Morrow portrays the Canadian central bank as analogous to Spiderman by stressing its role in preserving trust in the financial framework.
It is worth noting that the retail payments system is running without any issues right now. Canadians are confident in the payment system providers (PSPs), which can be seen by how they use them automatically in their daily purchases and money transfers.
The new governance I am referring to now must guarantee that this faith placed in it is justified, guaranteeing that the public knows that the risks of operation are being managed correctly and their funds are secure.
In 2021, the Canadian government passed the Retail Payment Activities Act in order to ensure PSPs (Payment Service Providers) abided by risk management protocols and safeguarded any money they handled for end customers. To account for the rising PSP industry, the Canadian Payments Act was amended according to Morrow. This will grant PSPs access to the national payments infrastructure and the forthcoming real-time rail (RTR) system.
Morrow talks about how the Bank of Canada incorporated concepts from other nations, including the UK, Singapore, and the European Union, into their new system.
Generally, there was no requirement to come up with a distinct, Canadian-made approach. As a number of PSPs operate in numerous jurisdictions across the globe, it is beneficial to work with other regulatory systems whenever possible. Just like other parties, we desired a balance between protecting the end user's interests and optimally streamlining process procedures while reducing the PSPs' load.
Morrow identified three essential components upon considering what the new system will necessitate from PSPs.
It is less than a year until the Act will come into force and organizations that fall into the category of PSPs must register with the Bank of Canada.
We will begin by asking for the basic information required.
Registering is just the first step. From 2025, PSPs (payment service providers) should be operating in accordance with minimum requirements in order to manage operational risk. Moreover, PSPs must show what measures they are taking to guarantee end-user funds.
In order for PSPs to satisfy these conditions, they will have to pursue a few procedural steps. At this point, I won't be able to detail all the steps necessary, but, in general, PSPs must:
Moreover, Payment Service Providers (PSPs) who possess customer funds must show to the new regulations that they have created procedures to protect such monies until they are moved or withdrawn. As a result, PSPs must separate end-user funds from their functioning resources and must either put them in trust or insure or secure them.

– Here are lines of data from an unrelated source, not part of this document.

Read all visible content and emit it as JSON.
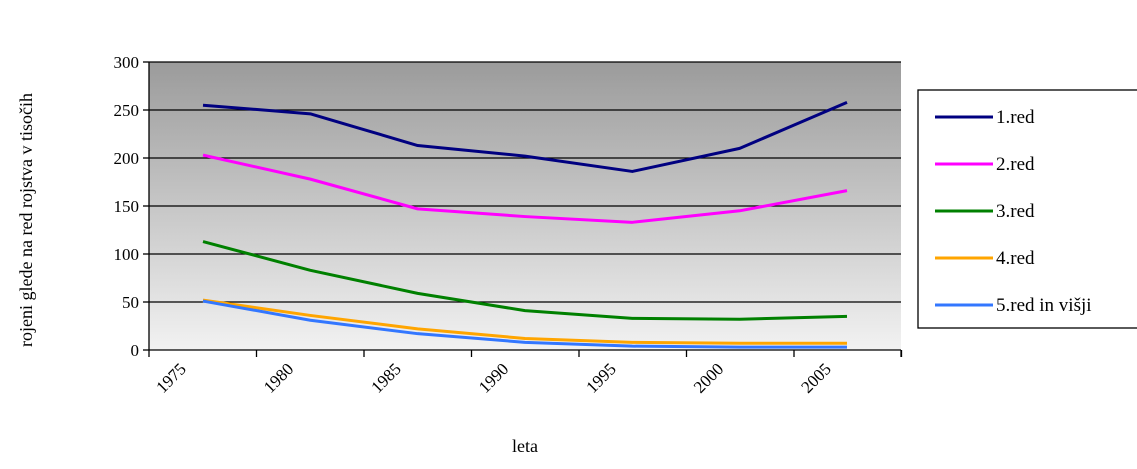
{
  "chart_data": {
    "type": "line",
    "title": "",
    "xlabel": "leta",
    "ylabel": "rojeni glede na red rojstva v tisočih",
    "xlim": [
      1975,
      2008
    ],
    "ylim": [
      0,
      300
    ],
    "x_ticks": [
      1975,
      1980,
      1985,
      1990,
      1995,
      2000,
      2005
    ],
    "y_ticks": [
      0,
      50,
      100,
      150,
      200,
      250,
      300
    ],
    "grid": "horizontal",
    "legend_position": "right",
    "series": [
      {
        "name": "1.red",
        "color": "#000080",
        "x": [
          1977,
          1982,
          1987,
          1992,
          1997,
          2002,
          2007
        ],
        "y": [
          255,
          246,
          213,
          202,
          186,
          210,
          258
        ]
      },
      {
        "name": "2.red",
        "color": "#ff00ff",
        "x": [
          1977,
          1982,
          1987,
          1992,
          1997,
          2002,
          2007
        ],
        "y": [
          203,
          178,
          147,
          139,
          133,
          145,
          166
        ]
      },
      {
        "name": "3.red",
        "color": "#008000",
        "x": [
          1977,
          1982,
          1987,
          1992,
          1997,
          2002,
          2007
        ],
        "y": [
          113,
          83,
          59,
          41,
          33,
          32,
          35
        ]
      },
      {
        "name": "4.red",
        "color": "#ffa500",
        "x": [
          1977,
          1982,
          1987,
          1992,
          1997,
          2002,
          2007
        ],
        "y": [
          52,
          36,
          22,
          12,
          8,
          7,
          7
        ]
      },
      {
        "name": "5.red in višji",
        "color": "#3377ff",
        "x": [
          1977,
          1982,
          1987,
          1992,
          1997,
          2002,
          2007
        ],
        "y": [
          51,
          31,
          17,
          8,
          4,
          3,
          3
        ]
      }
    ]
  }
}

The aim of this is to guarantee that end users have dependable and prompt access to their cash, and to protect them if a PSP goes into insolvency.

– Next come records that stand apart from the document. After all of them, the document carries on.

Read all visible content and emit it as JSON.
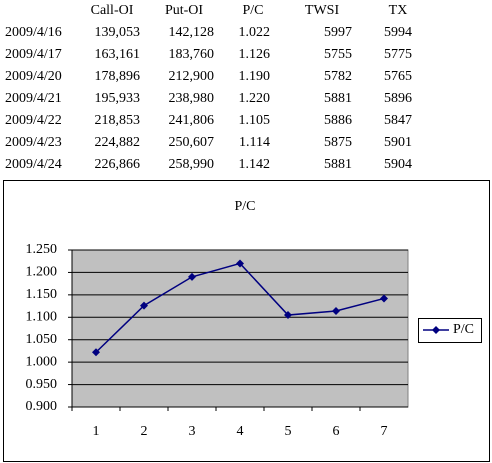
{
  "table": {
    "headers": [
      "Call-OI",
      "Put-OI",
      "P/C",
      "TWSI",
      "TX"
    ],
    "rows": [
      [
        "2009/4/16",
        "139,053",
        "142,128",
        "1.022",
        "5997",
        "5994"
      ],
      [
        "2009/4/17",
        "163,161",
        "183,760",
        "1.126",
        "5755",
        "5775"
      ],
      [
        "2009/4/20",
        "178,896",
        "212,900",
        "1.190",
        "5782",
        "5765"
      ],
      [
        "2009/4/21",
        "195,933",
        "238,980",
        "1.220",
        "5881",
        "5896"
      ],
      [
        "2009/4/22",
        "218,853",
        "241,806",
        "1.105",
        "5886",
        "5847"
      ],
      [
        "2009/4/23",
        "224,882",
        "250,607",
        "1.114",
        "5875",
        "5901"
      ],
      [
        "2009/4/24",
        "226,866",
        "258,990",
        "1.142",
        "5881",
        "5904"
      ]
    ]
  },
  "chart_data": {
    "type": "line",
    "title": "P/C",
    "categories": [
      "1",
      "2",
      "3",
      "4",
      "5",
      "6",
      "7"
    ],
    "series": [
      {
        "name": "P/C",
        "color": "#000080",
        "values": [
          1.022,
          1.126,
          1.19,
          1.22,
          1.105,
          1.114,
          1.142
        ]
      }
    ],
    "ylim": [
      0.9,
      1.25
    ],
    "yticks": [
      {
        "value": 0.9,
        "label": "0.900"
      },
      {
        "value": 0.95,
        "label": "0.950"
      },
      {
        "value": 1.0,
        "label": "1.000"
      },
      {
        "value": 1.05,
        "label": "1.050"
      },
      {
        "value": 1.1,
        "label": "1.100"
      },
      {
        "value": 1.15,
        "label": "1.150"
      },
      {
        "value": 1.2,
        "label": "1.200"
      },
      {
        "value": 1.25,
        "label": "1.250"
      }
    ],
    "grid": true,
    "plot_background": "#c0c0c0",
    "legend": "right"
  }
}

In his speech he expanded upon what defines a PSP, the steps which individuals must take to take part, and the details of how the updated scheme will be enacted.
Morrow concluded with, “We are working to maximize awareness of the imminent legislation and to ensure that everyone is informed of the changes.”
Morrow noted that they are doing all they can to make clear their expectations in the remaining period prior to the act taking effect. To reduce the likelihood of needing to take enforcement actions, they are maintaining communication with the industry and supplying data frequently and promptly. He stressed their effort to maximize understanding of the impending law and to guarantee everyone is informed of the alterations.
The main takeaway from this presentation is that transformation is imminent. Undoubtedly, PSPs conducting commerce in Canada should begin to prepare immediately. huge responsibility.
Bear in mind that great power comes with tremendous responsibility.